Para quem seguir o primeiro caminho, o enquadramento é automático. Aquele que escolher a nova forma de recolhimento de tributos terá de informar a opção ao Comitê Gestor do Simples entre 1º e 30 de setembro.
Outra janela para tomar a decisão está prevista para março.
A maioria dessas empresas não possui departamento fiscal ou recursos para contratar especialistas no tema. Vão precisar da ajuda de contadores e órgãos de apoio a empreendedores.
Em alguns casos, a escolha será uma imposição do contratante. Há também relatos de cadeias de produção em que todos acordaram migrar para o modelo híbrido e aproveitar o principal benefício da reforma para os empresários: o fim da cumulatividade dos tributos sobre bens e serviços.
A expectativa é que a maioria continue 100% no Simples. Nesse caso, a guia única trará os novos tributos sobre bens e serviços (a contribuição federal CBS e o IBS de estados e municípios) no lugar daqueles que serão extintos em 2027 —PIS, Cofins e, em alguns casos, o IPI— mantendo a carga atual.
Essa opção é apontada como a melhor para aquelas com clientes que são, na maioria, pessoas físicas. Pequenos comerciantes com margens apertadas, no entanto, podem se beneficiar se migrarem para o regime híbrido.
Nesse caso, CBS e IBS são recolhidas separadamente.
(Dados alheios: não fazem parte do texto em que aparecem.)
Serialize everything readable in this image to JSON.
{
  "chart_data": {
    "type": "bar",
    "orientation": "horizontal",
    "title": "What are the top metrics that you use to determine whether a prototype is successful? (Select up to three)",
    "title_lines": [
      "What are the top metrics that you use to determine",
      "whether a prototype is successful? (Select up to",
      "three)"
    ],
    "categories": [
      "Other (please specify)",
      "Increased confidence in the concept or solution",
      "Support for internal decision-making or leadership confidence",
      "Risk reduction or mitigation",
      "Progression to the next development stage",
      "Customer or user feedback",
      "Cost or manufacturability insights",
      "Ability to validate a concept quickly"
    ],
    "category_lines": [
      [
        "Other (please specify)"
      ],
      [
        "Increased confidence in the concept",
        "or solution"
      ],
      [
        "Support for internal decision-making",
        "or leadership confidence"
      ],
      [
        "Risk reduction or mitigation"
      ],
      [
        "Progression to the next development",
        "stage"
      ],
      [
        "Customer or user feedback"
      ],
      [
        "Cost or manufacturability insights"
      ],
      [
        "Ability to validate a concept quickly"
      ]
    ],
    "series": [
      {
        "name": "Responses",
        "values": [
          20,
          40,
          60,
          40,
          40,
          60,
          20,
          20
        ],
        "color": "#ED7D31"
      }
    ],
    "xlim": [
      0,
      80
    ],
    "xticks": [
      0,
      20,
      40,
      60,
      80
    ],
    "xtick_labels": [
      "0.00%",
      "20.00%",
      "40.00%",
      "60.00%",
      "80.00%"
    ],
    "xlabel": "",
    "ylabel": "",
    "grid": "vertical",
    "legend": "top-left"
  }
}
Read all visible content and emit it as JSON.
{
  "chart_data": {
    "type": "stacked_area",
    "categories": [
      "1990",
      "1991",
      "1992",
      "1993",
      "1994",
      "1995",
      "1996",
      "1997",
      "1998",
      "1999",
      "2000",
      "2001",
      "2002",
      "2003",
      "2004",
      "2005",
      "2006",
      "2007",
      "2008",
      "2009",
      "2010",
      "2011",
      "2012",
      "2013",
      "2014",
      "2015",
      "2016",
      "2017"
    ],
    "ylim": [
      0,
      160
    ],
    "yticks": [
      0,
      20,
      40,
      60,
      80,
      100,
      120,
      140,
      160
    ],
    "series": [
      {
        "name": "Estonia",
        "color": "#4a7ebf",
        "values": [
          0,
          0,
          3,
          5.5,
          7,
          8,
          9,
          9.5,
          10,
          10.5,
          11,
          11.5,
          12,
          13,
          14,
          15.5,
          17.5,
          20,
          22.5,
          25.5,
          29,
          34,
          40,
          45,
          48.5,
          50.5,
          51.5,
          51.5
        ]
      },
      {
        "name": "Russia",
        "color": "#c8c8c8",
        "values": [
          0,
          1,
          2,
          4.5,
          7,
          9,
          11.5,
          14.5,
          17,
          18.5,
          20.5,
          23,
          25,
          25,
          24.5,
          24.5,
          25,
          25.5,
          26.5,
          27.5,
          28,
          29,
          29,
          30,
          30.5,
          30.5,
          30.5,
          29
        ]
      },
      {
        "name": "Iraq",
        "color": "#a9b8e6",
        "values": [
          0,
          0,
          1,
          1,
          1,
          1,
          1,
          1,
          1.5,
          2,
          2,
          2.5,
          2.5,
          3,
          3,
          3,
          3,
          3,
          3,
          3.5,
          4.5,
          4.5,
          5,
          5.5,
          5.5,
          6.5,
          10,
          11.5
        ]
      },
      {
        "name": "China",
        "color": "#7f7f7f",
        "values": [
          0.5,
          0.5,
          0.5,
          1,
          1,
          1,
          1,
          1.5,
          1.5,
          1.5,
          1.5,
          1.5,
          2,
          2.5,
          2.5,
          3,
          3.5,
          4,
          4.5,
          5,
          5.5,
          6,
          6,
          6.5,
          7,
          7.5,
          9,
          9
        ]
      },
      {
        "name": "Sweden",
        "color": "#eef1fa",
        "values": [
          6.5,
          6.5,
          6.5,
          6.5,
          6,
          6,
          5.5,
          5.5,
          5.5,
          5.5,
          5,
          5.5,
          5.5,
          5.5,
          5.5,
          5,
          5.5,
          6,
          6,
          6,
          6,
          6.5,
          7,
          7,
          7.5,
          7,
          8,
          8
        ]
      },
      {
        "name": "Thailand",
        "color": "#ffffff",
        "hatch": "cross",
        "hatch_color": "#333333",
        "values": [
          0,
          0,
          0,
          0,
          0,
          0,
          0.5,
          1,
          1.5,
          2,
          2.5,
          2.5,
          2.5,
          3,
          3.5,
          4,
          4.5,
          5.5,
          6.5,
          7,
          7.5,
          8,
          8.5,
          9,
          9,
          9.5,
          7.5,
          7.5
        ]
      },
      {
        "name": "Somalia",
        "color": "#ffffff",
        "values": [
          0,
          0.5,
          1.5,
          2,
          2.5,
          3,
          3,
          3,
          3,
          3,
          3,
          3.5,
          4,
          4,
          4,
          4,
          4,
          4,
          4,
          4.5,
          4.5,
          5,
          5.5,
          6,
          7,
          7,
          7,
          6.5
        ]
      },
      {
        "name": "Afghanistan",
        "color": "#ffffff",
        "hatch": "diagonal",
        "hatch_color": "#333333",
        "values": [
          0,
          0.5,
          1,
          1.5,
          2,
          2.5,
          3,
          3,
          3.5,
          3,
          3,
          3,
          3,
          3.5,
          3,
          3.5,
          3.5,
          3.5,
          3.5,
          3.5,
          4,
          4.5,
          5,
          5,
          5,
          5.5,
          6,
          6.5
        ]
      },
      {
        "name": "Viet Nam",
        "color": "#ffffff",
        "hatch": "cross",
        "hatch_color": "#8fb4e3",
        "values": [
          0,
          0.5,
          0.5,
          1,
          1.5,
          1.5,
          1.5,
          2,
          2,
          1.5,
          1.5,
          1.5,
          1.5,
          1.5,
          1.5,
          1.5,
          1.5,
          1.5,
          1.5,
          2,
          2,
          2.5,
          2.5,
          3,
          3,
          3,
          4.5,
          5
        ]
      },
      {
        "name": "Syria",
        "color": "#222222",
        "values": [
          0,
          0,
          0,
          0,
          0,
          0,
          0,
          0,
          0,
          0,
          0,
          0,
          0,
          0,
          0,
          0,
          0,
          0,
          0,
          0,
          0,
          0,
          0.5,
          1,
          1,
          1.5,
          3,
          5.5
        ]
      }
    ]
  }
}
Os demais tributos continuam na guia única. Uma empresa nesse sistema terá as vendas tributadas com a CBS, estimada em cerca de 9%.
Em geral, superior aos percentuais de quem estiver 100% no Simples. O IBS terá alíquota-teste de 0,1% em 2027 e 2028.
O mais difícil de compreender é que, embora a tributação sobre o valor da venda da empresa no híbrido aumente, o custo do insumo ou serviço para um contratante pessoa jurídica pode cair —esse cliente passará a recuperar o tributo por meio de um crédito.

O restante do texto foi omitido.